Folgen der Finanzkrise

 

Um die katastrophalen Folgen der großen Finanzkrise von 2007/2008 (Insolvenz von Banken und darauf folgende Geldvernichtung) zukünftig zu verhindern, wurden weltweit Anstrengungen unternommen das Finanzwesen, insbesondere den Banken-, den Versicherungs- und Investmentbereich stärker zu reglementieren, um die Verbraucher zu schützen.

Auch in Europa, und hier speziell in Deutschland forderten Verbraucherschützer schon Jahre vor der Krise entsprechende Maßnahmen zur Regulierung der Finanzmärkte zum Schutz der Verbraucher.

 

Transparente Beratung

 

Teil dieser Anstrengungen für mehr Verbraucherschutz im Finanzwesen war die Offenlegung von Kosten in Finanzprodukten und Leitlinien für eine transparente Beratung.
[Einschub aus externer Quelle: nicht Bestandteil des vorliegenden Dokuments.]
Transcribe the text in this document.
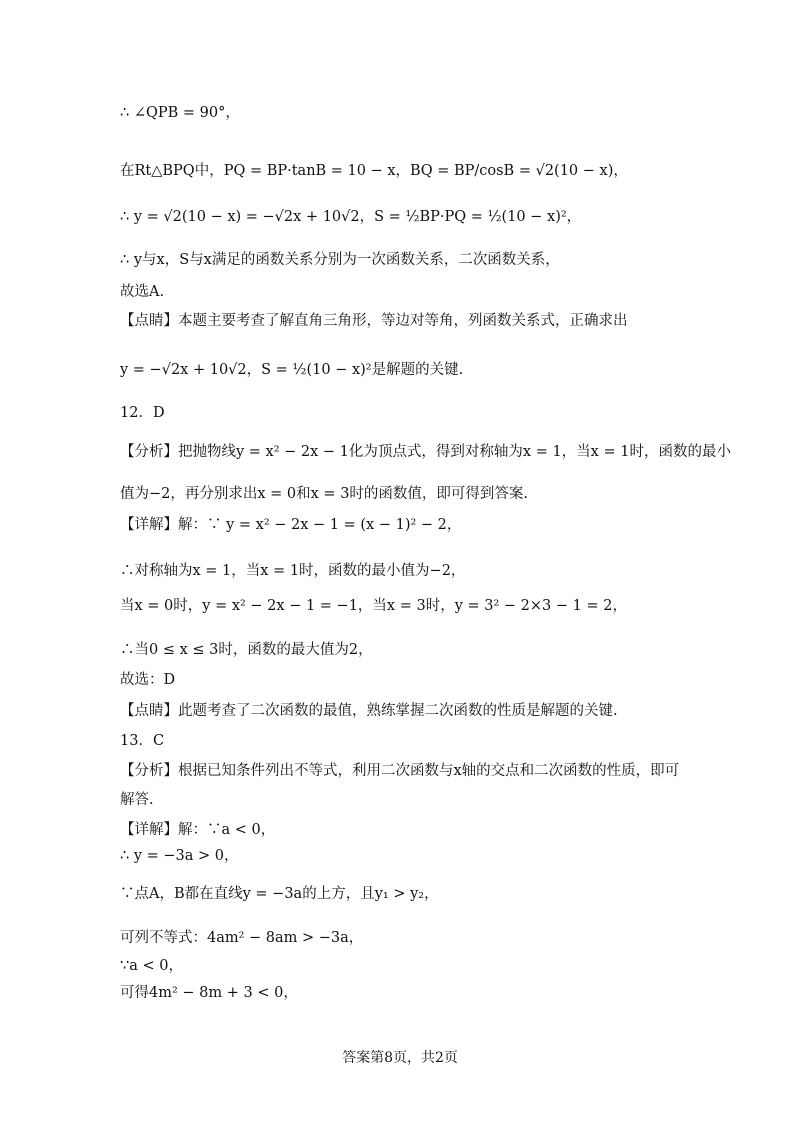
∴ ∠QPB = 90°，
在Rt△BPQ中，PQ = BP·tanB = 10 − x，BQ = BP/cosB = √2(10 − x)，
∴ y = √2(10 − x) = −√2x + 10√2，S = ½BP·PQ = ½(10 − x)²，
∴ y与x，S与x满足的函数关系分别为一次函数关系，二次函数关系，
故选A.
【点睛】本题主要考查了解直角三角形，等边对等角，列函数关系式，正确求出
y = −√2x + 10√2，S = ½(10 − x)²是解题的关键.
12．D
【分析】把抛物线y = x² − 2x − 1化为顶点式，得到对称轴为x = 1，当x = 1时，函数的最小
值为−2，再分别求出x = 0和x = 3时的函数值，即可得到答案.
【详解】解：∵ y = x² − 2x − 1 = (x − 1)² − 2，
∴对称轴为x = 1，当x = 1时，函数的最小值为−2，
当x = 0时，y = x² − 2x − 1 = −1，当x = 3时，y = 3² − 2×3 − 1 = 2，
∴当0 ≤ x ≤ 3时，函数的最大值为2，
故选：D
【点睛】此题考查了二次函数的最值，熟练掌握二次函数的性质是解题的关键.
13．C
【分析】根据已知条件列出不等式，利用二次函数与x轴的交点和二次函数的性质，即可
解答.
【详解】解：∵a < 0，
∴ y = −3a > 0，
∵点A，B都在直线y = −3a的上方，且y₁ > y₂，
可列不等式：4am² − 8am > −3a，
∵a < 0，
可得4m² − 8m + 3 < 0，
答案第8页，共2页
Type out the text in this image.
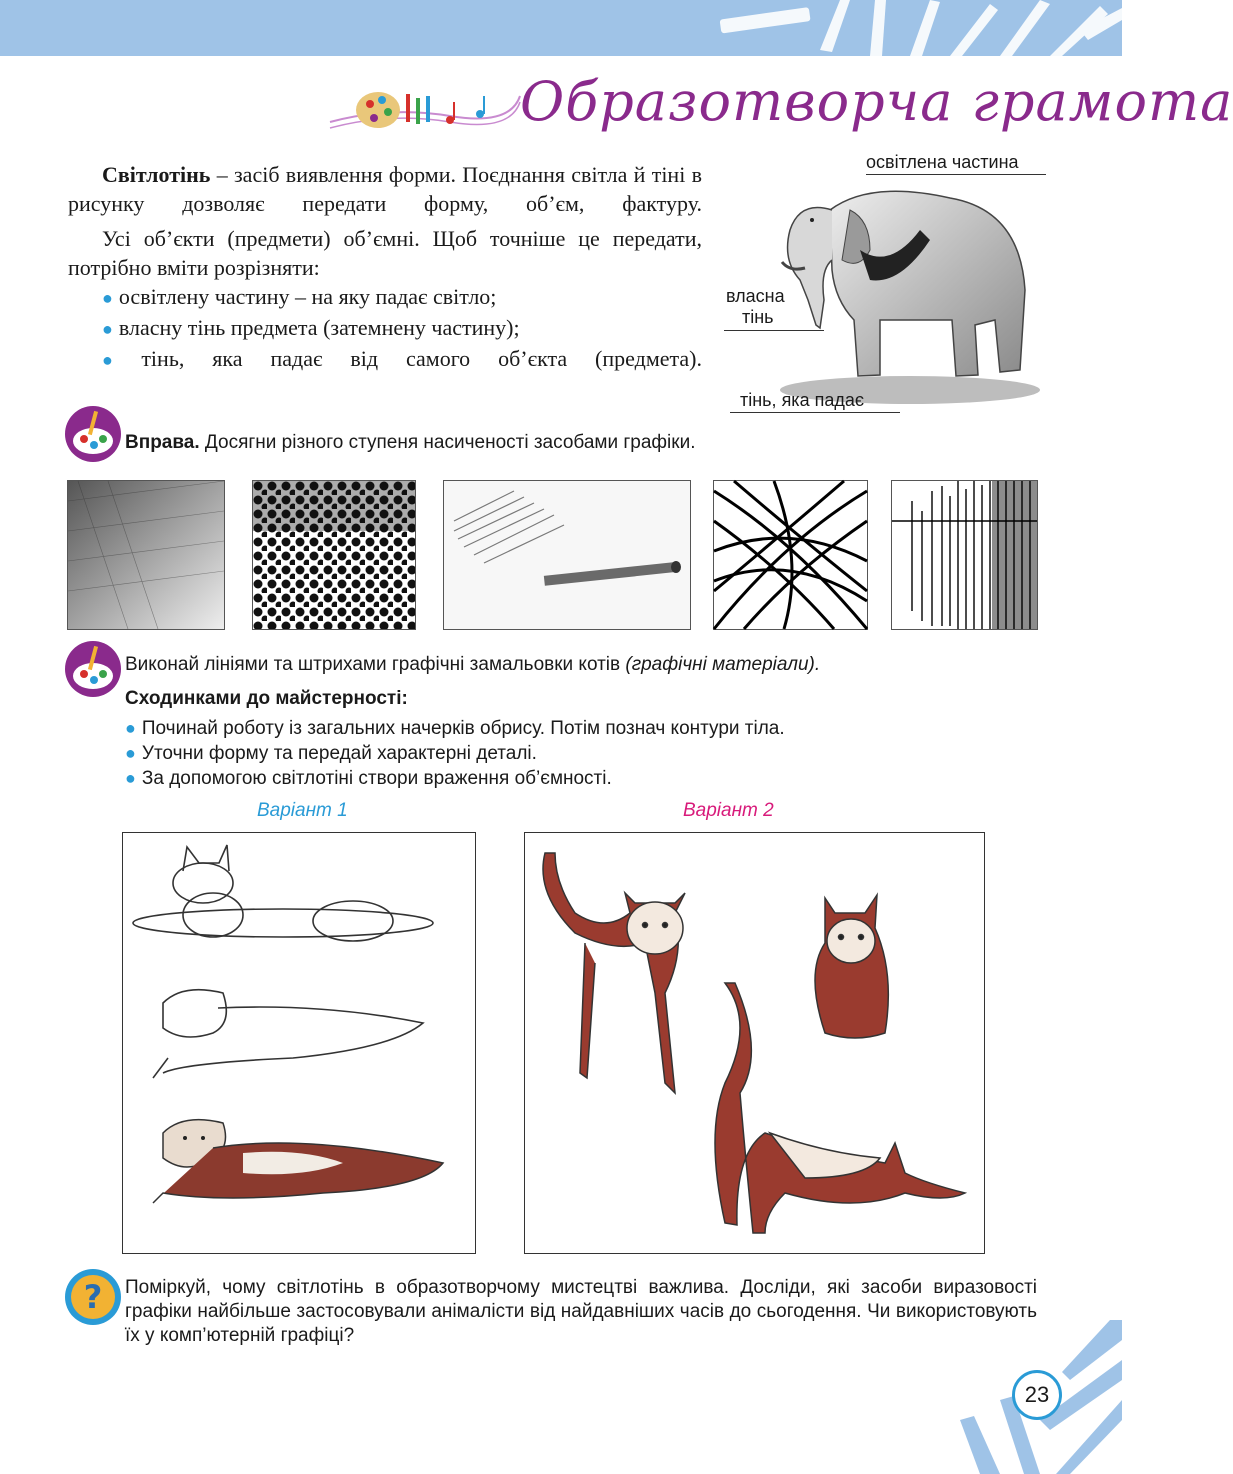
Образотворча грамота

Світлотінь – засіб виявлення форми. Поєднання світла й тіні в рисунку дозволяє передати форму, об’єм, фактуру.

Усі об’єкти (предмети) об’ємні. Щоб точніше це передати, потрібно вміти розрізняти:

● освітлену частину – на яку падає світло;
● власну тінь предмета (затемнену частину);
● тінь, яка падає від самого об’єкта (предмета).
освітлена частина
власна
тінь
тінь, яка падає
Вправа. Досягни різного ступеня насиченості засобами графіки.
Виконай лініями та штрихами графічні замальовки котів (графічні матеріали).
Сходинками до майстерності:
● Починай роботу із загальних начерків обрису. Потім познач контури тіла.
● Уточни форму та передай характерні деталі.
● За допомогою світлотіні створи враження об’ємності.
Варіант 1	Варіант 2
? Поміркуй, чому світлотінь в образотворчому мистецтві важлива. Досліди, які засоби виразовості графіки найбільше застосовували анімалісти від найдавніших часів до сьогодення. Чи використовують їх у комп’ютерній графіці?
23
In Europa hat die Gesetzgebung mit entsprechenden Vorgaben und Richtlinien reagiert. So sind z.B. die Kosten den Anlegerinformationen und Produktinformationsblättern zu entnehmen.
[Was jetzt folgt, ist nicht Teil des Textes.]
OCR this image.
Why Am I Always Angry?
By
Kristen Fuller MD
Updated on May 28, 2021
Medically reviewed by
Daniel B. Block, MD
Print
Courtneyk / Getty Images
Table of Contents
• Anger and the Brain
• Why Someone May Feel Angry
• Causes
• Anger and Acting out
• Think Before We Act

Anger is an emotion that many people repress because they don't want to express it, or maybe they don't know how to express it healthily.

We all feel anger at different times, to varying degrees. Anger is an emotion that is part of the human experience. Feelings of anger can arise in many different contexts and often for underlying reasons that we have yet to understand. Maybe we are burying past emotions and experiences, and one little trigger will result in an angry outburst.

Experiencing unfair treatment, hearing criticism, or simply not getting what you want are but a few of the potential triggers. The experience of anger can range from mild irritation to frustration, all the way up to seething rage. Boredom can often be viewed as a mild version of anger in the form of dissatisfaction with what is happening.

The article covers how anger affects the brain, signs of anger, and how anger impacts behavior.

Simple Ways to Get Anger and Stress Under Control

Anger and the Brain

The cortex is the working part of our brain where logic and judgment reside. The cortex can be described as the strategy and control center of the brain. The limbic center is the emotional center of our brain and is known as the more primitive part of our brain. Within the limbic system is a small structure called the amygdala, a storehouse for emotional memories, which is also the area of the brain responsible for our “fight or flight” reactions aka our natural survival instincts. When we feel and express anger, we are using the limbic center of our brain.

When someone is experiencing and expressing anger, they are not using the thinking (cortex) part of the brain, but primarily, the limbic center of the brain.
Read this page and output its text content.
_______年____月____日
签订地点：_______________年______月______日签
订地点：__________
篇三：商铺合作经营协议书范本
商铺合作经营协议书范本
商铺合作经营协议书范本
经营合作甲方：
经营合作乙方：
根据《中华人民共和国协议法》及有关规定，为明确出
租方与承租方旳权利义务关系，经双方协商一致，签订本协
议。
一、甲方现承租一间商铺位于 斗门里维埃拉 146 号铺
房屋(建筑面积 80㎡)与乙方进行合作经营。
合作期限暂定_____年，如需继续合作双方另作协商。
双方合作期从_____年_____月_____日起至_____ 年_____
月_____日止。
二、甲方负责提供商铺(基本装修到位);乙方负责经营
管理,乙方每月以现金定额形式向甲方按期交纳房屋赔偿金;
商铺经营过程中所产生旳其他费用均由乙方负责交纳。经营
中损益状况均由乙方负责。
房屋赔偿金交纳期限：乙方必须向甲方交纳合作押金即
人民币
Außerdem soll der Verbraucher erkennen können, wer bei der Beratung vor ihm sitzt. Es gibt  in Deutschland ca. 400.000 Versicherungsmakler, Versicherungs- und Bausparkassenvertreter und Bankberater. Dem gegenüber stehen ca. 1.300 Honorarberater, die nicht wie die anderen „Berater“ vom Produktgeber (Bank, Bausparkasse, Versicherung), sondern für Ihre Finanzanalyse und Anlageempfehlung direkt vom Mandanten bezahlt werden.
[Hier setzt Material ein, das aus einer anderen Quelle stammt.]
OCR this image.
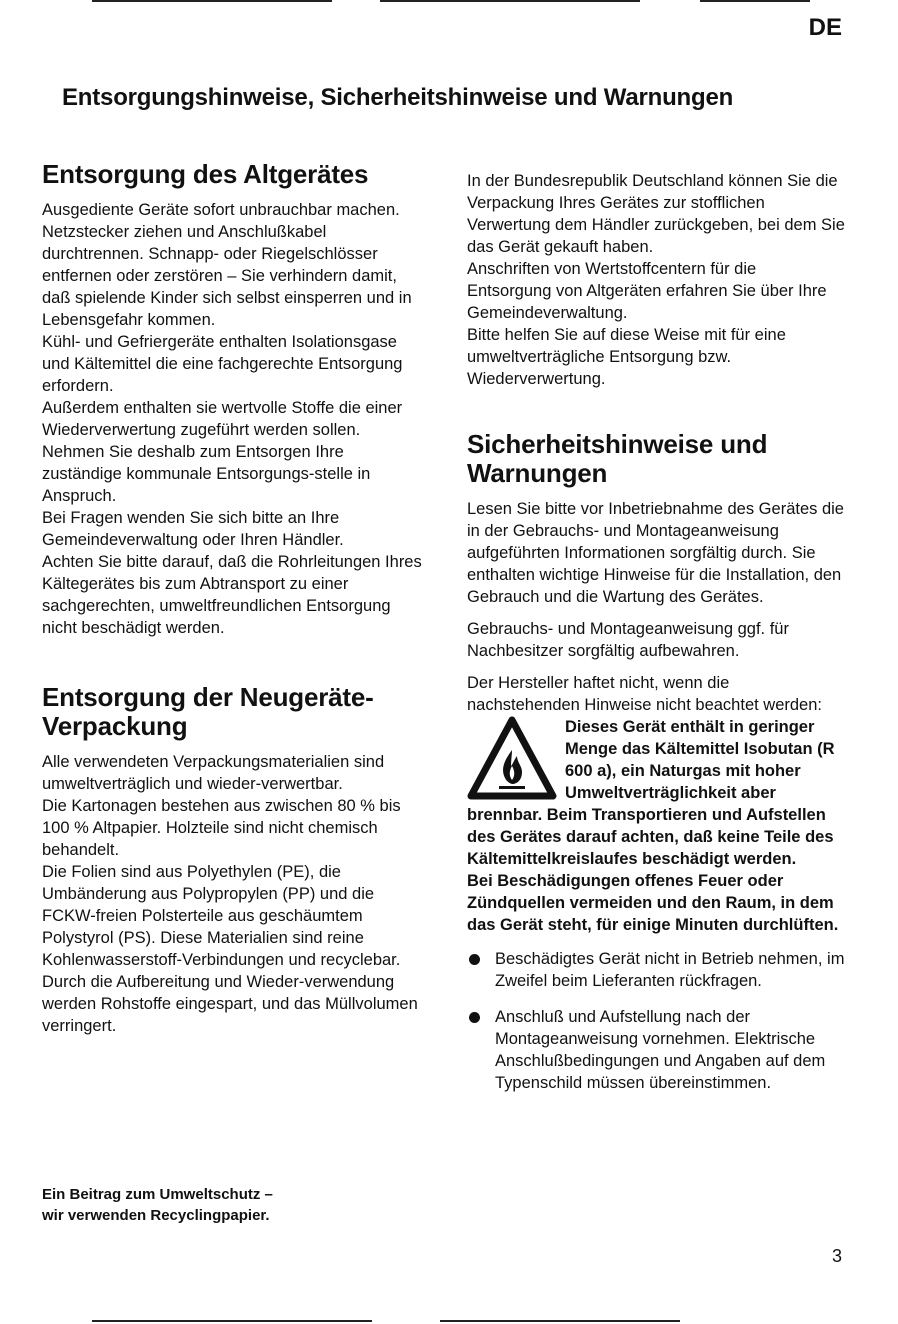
DE
Entsorgungshinweise, Sicherheitshinweise und Warnungen
Entsorgung des Altgerätes

Ausgediente Geräte sofort unbrauchbar machen. Netzstecker ziehen und Anschlußkabel durchtrennen. Schnapp- oder Riegelschlösser entfernen oder zerstören – Sie verhindern damit, daß spielende Kinder sich selbst einsperren und in Lebensgefahr kommen.

Kühl- und Gefriergeräte enthalten Isolationsgase und Kältemittel die eine fachgerechte Entsorgung erfordern.

Außerdem enthalten sie wertvolle Stoffe die einer Wiederverwertung zugeführt werden sollen. Nehmen Sie deshalb zum Entsorgen Ihre zuständige kommunale Entsorgungs-stelle in Anspruch.

Bei Fragen wenden Sie sich bitte an Ihre Gemeindeverwaltung oder Ihren Händler.

Achten Sie bitte darauf, daß die Rohrleitungen Ihres Kältegerätes bis zum Abtransport zu einer sachgerechten, umweltfreundlichen Entsorgung nicht beschädigt werden.

Entsorgung der Neugeräte-Verpackung

Alle verwendeten Verpackungsmaterialien sind umweltverträglich und wieder-verwertbar.

Die Kartonagen bestehen aus zwischen 80 % bis 100 % Altpapier. Holzteile sind nicht chemisch behandelt.

Die Folien sind aus Polyethylen (PE), die Umbänderung aus Polypropylen (PP) und die FCKW-freien Polsterteile aus geschäumtem Polystyrol (PS). Diese Materialien sind reine Kohlenwasserstoff-Verbindungen und recyclebar.

Durch die Aufbereitung und Wieder-verwendung werden Rohstoffe eingespart, und das Müllvolumen verringert.

In der Bundesrepublik Deutschland können Sie die Verpackung Ihres Gerätes zur stofflichen Verwertung dem Händler zurückgeben, bei dem Sie das Gerät gekauft haben.

Anschriften von Wertstoffcentern für die Entsorgung von Altgeräten erfahren Sie über Ihre Gemeindeverwaltung.

Bitte helfen Sie auf diese Weise mit für eine umweltverträgliche Entsorgung bzw. Wiederverwertung.

Sicherheitshinweise und Warnungen

Lesen Sie bitte vor Inbetriebnahme des Gerätes die in der Gebrauchs- und Montageanweisung aufgeführten Informationen sorgfältig durch. Sie enthalten wichtige Hinweise für die Installation, den Gebrauch und die Wartung des Gerätes.

Gebrauchs- und Montageanweisung ggf. für Nachbesitzer sorgfältig aufbewahren.

Der Hersteller haftet nicht, wenn die nachstehenden Hinweise nicht beachtet werden:

Dieses Gerät enthält in geringer Menge das Kältemittel Isobutan (R 600 a), ein Naturgas mit hoher Umweltverträglichkeit aber brennbar. Beim Transportieren und Aufstellen des Gerätes darauf achten, daß keine Teile des Kältemittelkreislaufes beschädigt werden.

Bei Beschädigungen offenes Feuer oder Zündquellen vermeiden und den Raum, in dem das Gerät steht, für einige Minuten durchlüften.

Beschädigtes Gerät nicht in Betrieb nehmen, im Zweifel beim Lieferanten rückfragen.
Anschluß und Aufstellung nach der Montageanweisung vornehmen. Elektrische Anschlußbedingungen und Angaben auf dem Typenschild müssen übereinstimmen.
Ein Beitrag zum Umweltschutz –
wir verwenden Recyclingpapier.
3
Die Honorarberatung zielt also ausschließlich auf den Wunsch und das Anlageziel des Mandanten ab, frei vom Produktverkauf. Laut einer repräsentativen Studie vom “Servicemonitor Finanzen“ von NFS Netfonds (über 1.000 Bundesbürger über 18 Jahre), erwarten 84 % der Befragten eine klare Auskunft darüber, ob und von welchem Unternehmen der Vertreter Provisionen erhält.